Here is a quick round-up of this week’s technology headlines and related stories you may have missed:
1. Mo’ cyber, mo’ problems. On Thursday, Yahoo announced that a hack nearly two years ago resulted in compromise of data of at least 500 million users. The company blamed a “state-sponsored actor” for the breach. The breach is almost certainly one of the largest in history. On the same day, hackers leaked Michelle Obama’s passport and details of Joe Biden and Hillary Clinton’s schedules, reportedly stolen from the Gmail account of a young Democratic operative, through DCLeaks.com, the same outlet that published Colin Powell’s personal emails earlier this month and allegedly the work of Russian intelligence. And the website of security journalist Brian Krebs was hit with a massive denial of service attack, so big that Akamai--who was offering Krebs protection from such attacks pro bono--stopped doing so. Krebs tweeted that the same entities also targeted his Skype and email accounts. But despite all the hullaballoo they cause, data breaches may not actually cost companies as much as many thought. A recent RAND Corporation study found that attacks like these typically have minor financial impacts—about $200,000 per incident.
2. ’Shadow Brokers’ got NSA exploits from server in the wild. Reuters reports that National Security Agency (NSA) hacking tools dumped on the internet last month by suspected Russian hackers were left on a server by careless employees. According to four anonymous sources, Shadow Brokers was able to compromise that server and obtained the hacking tools instead of relying on a NSA insider like former contractor Edward Snowden as some suspected. What’s more, the NSA has known about the breach since 2012, just after it happened, and has been monitoring the internet to detect their use, but did not detect any use against the United States or its allies. But as Nicholas Weaver points out, it is unlikely that the NSA has the ability to detect the exploits, which operate within Cisco and Fortinet firewalls, not on the web. Weaver criticizes the NSA’s "hubris" in knowing that the exploits had been stolen but not notifying manufacturers, calling it "evidence that the NSA is not dutifully discharging their role in defending our country from others who seek to exploit our systems."

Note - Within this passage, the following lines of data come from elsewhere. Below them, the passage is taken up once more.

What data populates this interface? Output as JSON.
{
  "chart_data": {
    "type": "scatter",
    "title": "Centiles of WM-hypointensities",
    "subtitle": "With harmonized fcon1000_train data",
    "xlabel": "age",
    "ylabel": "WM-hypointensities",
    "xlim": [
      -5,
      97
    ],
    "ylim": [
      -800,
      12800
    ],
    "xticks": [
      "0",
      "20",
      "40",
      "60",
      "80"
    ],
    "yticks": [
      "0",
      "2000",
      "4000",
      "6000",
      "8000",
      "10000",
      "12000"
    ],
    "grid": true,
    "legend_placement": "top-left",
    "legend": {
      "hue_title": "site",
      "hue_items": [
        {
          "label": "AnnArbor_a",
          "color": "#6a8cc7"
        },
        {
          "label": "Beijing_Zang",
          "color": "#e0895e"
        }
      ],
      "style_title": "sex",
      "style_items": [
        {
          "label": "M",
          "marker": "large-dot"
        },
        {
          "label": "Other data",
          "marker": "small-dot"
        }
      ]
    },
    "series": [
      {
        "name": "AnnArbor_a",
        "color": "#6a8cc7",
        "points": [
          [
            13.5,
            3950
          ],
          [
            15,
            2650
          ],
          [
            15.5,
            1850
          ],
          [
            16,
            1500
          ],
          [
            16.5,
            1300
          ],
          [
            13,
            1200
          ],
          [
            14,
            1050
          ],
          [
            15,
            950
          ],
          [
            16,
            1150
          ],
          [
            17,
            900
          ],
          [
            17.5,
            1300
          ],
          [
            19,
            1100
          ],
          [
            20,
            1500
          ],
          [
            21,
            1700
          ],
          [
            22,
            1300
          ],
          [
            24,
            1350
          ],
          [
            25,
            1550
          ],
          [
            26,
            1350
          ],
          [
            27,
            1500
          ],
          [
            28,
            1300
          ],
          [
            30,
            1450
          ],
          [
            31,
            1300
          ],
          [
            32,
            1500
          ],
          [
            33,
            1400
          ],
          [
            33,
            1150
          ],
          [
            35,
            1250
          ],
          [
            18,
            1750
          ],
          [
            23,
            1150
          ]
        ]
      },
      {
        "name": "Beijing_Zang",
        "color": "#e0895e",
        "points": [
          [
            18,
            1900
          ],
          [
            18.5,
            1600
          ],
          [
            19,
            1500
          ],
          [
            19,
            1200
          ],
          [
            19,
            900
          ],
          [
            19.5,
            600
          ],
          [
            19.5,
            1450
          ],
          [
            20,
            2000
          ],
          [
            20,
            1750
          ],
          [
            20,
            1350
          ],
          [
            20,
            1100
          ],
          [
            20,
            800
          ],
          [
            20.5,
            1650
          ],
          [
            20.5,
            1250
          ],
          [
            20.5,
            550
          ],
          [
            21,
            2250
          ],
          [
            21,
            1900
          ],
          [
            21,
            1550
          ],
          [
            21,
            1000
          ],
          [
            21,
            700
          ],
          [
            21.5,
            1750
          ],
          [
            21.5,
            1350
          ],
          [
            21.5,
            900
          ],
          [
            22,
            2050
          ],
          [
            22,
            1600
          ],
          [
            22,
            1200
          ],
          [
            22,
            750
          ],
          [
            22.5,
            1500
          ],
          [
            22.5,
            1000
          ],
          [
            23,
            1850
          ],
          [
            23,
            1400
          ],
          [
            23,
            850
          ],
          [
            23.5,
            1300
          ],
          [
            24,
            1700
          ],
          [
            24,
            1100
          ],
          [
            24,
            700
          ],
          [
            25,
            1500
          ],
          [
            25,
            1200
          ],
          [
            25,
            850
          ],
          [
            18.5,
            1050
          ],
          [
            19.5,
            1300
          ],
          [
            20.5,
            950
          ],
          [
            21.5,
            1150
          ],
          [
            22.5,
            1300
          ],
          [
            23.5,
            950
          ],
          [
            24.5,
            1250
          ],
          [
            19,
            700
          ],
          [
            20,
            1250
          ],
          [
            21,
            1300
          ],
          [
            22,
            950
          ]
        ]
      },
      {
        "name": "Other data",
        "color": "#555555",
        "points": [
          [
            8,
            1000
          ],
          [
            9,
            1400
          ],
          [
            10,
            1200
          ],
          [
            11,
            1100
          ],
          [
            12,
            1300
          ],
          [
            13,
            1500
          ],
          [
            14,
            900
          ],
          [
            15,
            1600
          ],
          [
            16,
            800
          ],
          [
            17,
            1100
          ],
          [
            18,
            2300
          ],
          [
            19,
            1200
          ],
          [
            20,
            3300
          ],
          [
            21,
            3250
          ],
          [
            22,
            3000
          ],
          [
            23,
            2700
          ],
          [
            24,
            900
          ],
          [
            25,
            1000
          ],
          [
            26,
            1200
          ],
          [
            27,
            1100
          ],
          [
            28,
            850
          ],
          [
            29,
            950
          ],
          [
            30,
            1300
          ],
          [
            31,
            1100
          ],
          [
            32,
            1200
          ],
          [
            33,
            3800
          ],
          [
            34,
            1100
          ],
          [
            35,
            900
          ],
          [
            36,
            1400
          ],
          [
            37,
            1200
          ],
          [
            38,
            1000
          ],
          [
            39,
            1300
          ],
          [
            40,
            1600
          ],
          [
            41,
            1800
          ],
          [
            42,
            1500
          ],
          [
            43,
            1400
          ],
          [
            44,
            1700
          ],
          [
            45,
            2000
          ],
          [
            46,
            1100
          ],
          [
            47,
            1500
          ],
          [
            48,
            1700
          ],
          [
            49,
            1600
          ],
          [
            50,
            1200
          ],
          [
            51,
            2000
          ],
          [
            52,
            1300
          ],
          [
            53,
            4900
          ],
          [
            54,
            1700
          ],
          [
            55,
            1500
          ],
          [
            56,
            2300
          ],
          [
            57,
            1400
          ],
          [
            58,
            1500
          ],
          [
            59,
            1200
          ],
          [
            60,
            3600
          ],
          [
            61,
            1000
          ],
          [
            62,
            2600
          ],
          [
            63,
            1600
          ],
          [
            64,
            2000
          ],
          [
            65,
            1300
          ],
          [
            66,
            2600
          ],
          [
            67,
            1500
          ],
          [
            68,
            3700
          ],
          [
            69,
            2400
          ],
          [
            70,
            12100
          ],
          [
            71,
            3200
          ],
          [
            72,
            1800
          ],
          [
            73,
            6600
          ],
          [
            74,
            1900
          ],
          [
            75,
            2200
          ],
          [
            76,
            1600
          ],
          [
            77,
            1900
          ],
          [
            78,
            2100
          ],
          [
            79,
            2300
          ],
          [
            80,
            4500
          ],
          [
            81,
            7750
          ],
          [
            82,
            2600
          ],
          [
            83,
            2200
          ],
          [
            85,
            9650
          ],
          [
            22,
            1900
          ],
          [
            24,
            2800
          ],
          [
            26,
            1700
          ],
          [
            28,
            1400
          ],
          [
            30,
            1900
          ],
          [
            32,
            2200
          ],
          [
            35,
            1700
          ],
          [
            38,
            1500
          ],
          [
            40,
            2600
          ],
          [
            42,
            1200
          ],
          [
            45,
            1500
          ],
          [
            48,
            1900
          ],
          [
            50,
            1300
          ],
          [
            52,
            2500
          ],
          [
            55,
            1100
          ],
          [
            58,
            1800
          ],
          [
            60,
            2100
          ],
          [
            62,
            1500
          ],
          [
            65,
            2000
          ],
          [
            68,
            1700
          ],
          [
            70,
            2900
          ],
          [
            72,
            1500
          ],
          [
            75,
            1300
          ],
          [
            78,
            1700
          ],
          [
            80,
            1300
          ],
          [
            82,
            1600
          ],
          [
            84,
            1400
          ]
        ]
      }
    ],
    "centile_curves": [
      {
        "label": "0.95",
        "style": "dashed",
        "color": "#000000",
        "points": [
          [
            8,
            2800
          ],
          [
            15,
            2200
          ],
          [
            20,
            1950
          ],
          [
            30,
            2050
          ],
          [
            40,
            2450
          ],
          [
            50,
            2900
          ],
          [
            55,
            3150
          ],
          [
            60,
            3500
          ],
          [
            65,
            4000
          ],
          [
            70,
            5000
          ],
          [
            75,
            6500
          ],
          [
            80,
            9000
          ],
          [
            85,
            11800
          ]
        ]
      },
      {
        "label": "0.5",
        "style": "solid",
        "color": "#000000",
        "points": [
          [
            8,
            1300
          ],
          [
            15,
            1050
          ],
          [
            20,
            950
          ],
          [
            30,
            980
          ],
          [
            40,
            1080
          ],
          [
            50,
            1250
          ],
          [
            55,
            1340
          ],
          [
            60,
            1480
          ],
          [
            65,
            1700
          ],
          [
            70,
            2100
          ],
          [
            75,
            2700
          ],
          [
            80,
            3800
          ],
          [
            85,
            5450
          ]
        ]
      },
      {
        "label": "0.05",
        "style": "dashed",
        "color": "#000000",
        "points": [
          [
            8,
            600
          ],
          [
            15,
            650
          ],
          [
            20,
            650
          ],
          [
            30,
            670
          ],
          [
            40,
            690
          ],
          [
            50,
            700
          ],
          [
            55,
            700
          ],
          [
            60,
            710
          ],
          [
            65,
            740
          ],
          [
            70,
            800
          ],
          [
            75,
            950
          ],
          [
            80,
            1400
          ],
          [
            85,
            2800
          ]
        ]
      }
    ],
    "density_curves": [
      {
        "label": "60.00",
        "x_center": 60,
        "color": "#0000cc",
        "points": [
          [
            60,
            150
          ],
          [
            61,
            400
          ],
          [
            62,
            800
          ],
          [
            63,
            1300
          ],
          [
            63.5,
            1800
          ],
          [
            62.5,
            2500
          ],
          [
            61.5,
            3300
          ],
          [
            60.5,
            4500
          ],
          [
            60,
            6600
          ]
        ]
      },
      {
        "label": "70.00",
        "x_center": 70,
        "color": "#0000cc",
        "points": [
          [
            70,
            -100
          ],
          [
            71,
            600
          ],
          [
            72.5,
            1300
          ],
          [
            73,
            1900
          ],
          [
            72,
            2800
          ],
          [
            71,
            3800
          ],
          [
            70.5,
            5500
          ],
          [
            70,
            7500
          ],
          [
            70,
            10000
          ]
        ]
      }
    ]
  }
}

3. IANA-clingers go out with a bang. Republican Senator Ted Cruz (TX) made a Hail Mary attempt this week to put a stop to the IANA transition, the move by the Obama administration to move control of the IANA functions, a set of clerical functions that keep the internet running smoothly, from the Department of Commerce to the Internet Corporation for Assigned Names and Numbers (ICANN). He got last minute help from GOP presidential candidate Donald Trump, whose campaign released a statement opposing the move. But despite the last minute effort, Congress moved forward with a continuing resolution that does not contain language blocking the move.
4. Tesla joins ranks of hacked cars. A team of researchers from Tencent’s Keen Security Lab announced the discovery of security vulnerabilities in the Tesla Model S, and posted a video showing them controlling the moving vehicle’s brakes, mirrors, windshield wipers, and trunk door. Tesla quickly released a software update after learning about the flaw, and noted that the security exploit was only feasible under very specific conditions. Hacks of cars—which came to the public consciousness last year when security researchers managed to remotely hack the brakes on a moving Jeep—have pushed the White House to issue guidelines for self-driving cars, as well as model legislation for states that wish to legalize automated vehicles. The Department of Transportation will also be releasing a list of best practices for improving vehicle cybersecurity.